Displaced seniors can opt out of taking the test, but they'll apparently still have to meet graduation requirements in their home state (though this not well spelled out in this piece). -Angela
Displaced students can skip exit exam
Evacuees may receive diplomas from home state, officials say
12:00 AM CDT on Saturday, September 17, 2005
By KAREN AYRES / The Dallas Morning News
High school seniors who fled here from Louisiana will be able to bypass the Texas exit exam next month and probably will receive diplomas from their home state, state officials said Friday.
Displaced seniors can opt out of taking the test, which is normally required for a Texas high school diploma. It is given in October to seniors who did not pass the test their junior year. Those who do not pass have three more chances throughout the year.
Texas Education Agency spokeswoman DeEtta Culbertson said officials are confident that they can soon find a way for evacuees in the 12th grade to receive diplomas from their Louisiana districts, which would make it unnecessary for them to take the Texas test.
"It's the humanitarian thing to do because these kids, through no fault of their own, got uprooted their senior year," Ms. Culbertson said. "They're in a new state, and we just want to do what is best for the child.
"We don't want to hinder them in any way from receiving a diploma."
TEA Commissioner Shirley Neeley sent a letter to all superintendents on Friday noting that it is up to displaced parents to decide whether they want their 12th-graders to skip the October tests.

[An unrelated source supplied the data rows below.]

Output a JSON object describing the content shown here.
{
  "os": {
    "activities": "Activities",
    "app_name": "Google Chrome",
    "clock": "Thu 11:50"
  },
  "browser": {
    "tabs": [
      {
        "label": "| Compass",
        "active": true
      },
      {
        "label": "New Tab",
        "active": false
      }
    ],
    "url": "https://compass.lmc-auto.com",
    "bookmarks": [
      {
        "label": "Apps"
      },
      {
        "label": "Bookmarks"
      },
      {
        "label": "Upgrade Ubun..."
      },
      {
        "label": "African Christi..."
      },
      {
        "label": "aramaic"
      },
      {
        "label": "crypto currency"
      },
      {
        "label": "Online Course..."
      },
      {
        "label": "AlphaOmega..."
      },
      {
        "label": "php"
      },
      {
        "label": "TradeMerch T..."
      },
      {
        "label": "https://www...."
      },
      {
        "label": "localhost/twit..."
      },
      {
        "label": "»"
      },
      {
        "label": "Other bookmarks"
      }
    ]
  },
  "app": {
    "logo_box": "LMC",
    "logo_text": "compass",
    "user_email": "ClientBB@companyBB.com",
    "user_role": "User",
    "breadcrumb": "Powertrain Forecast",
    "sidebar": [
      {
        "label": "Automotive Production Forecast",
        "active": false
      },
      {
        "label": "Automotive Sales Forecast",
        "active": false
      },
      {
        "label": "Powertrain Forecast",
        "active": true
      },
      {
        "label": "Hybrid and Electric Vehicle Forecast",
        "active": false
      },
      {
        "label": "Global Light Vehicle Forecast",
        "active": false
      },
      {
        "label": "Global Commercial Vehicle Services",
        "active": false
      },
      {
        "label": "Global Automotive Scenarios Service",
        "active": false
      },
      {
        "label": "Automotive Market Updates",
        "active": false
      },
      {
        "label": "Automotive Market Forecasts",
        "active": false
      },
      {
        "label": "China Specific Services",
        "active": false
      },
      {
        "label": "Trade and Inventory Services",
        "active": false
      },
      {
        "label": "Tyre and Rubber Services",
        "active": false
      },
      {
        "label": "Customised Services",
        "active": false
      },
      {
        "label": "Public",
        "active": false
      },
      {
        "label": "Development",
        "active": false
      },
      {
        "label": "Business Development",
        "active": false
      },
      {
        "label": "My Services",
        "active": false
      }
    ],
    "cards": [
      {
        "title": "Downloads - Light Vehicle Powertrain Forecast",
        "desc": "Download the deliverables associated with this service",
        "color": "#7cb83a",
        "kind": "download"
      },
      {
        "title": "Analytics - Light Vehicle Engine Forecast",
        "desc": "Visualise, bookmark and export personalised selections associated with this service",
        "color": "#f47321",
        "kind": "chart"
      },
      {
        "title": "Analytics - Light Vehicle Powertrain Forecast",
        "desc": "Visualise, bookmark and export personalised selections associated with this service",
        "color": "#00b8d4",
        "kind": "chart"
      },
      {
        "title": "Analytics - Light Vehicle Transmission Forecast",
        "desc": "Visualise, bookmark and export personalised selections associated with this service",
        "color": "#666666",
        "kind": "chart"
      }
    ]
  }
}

However, students in other grade levels will be required to take the statewide TAKS exams when they are given in the winter and spring.
TEA officials are to meet with Louisiana education leaders next week to discuss how to transfer Texas credits and issue Louisiana diplomas to displaced students.
They will also discuss how to administer the Louisiana exit exam to students who have failed sections of that state's mandated test.
More than 40,000 evacuees had registered in Texas schools by Wednesday. It was unknown how many of those students were seniors.
In her letter, Dr. Neeley said any displaced senior who wants a Texas diploma should take the TAKS exam, which is based on Texas curriculum.
As evacuees continue to enroll in Texas schools, many school districts had been waiting for the state to announce the testing policy. School officials had voiced concern that scores from the seniors, as well as the younger students tested, could affect state and national accountability ratings.
Performance in the high school exit exam is not included in the national No Child Left Behind accountability system; however, those results are included in the Texas rating system. Texas officials have said they plan to consider whether any considerations should be made for evacuees' scores.
Reavis Wortham, a spokesman for the Garland school district, which has roughly 370 evacuees enrolled, said Friday that the district is still getting students settled into their new schools.
"We knew the state was going to make a ruling, and we were waiting for that," Mr. Wortham said.
The TEA also extended the opt-out offer to seniors from Mississippi, but Ms. Culbertson said Friday that the agency hasn't discussed arrangements for testing or diplomas with officials from that state.
Parents will be required to notify their child's Texas school district in writing by Sept. 26 if they don't want their child to take the October test.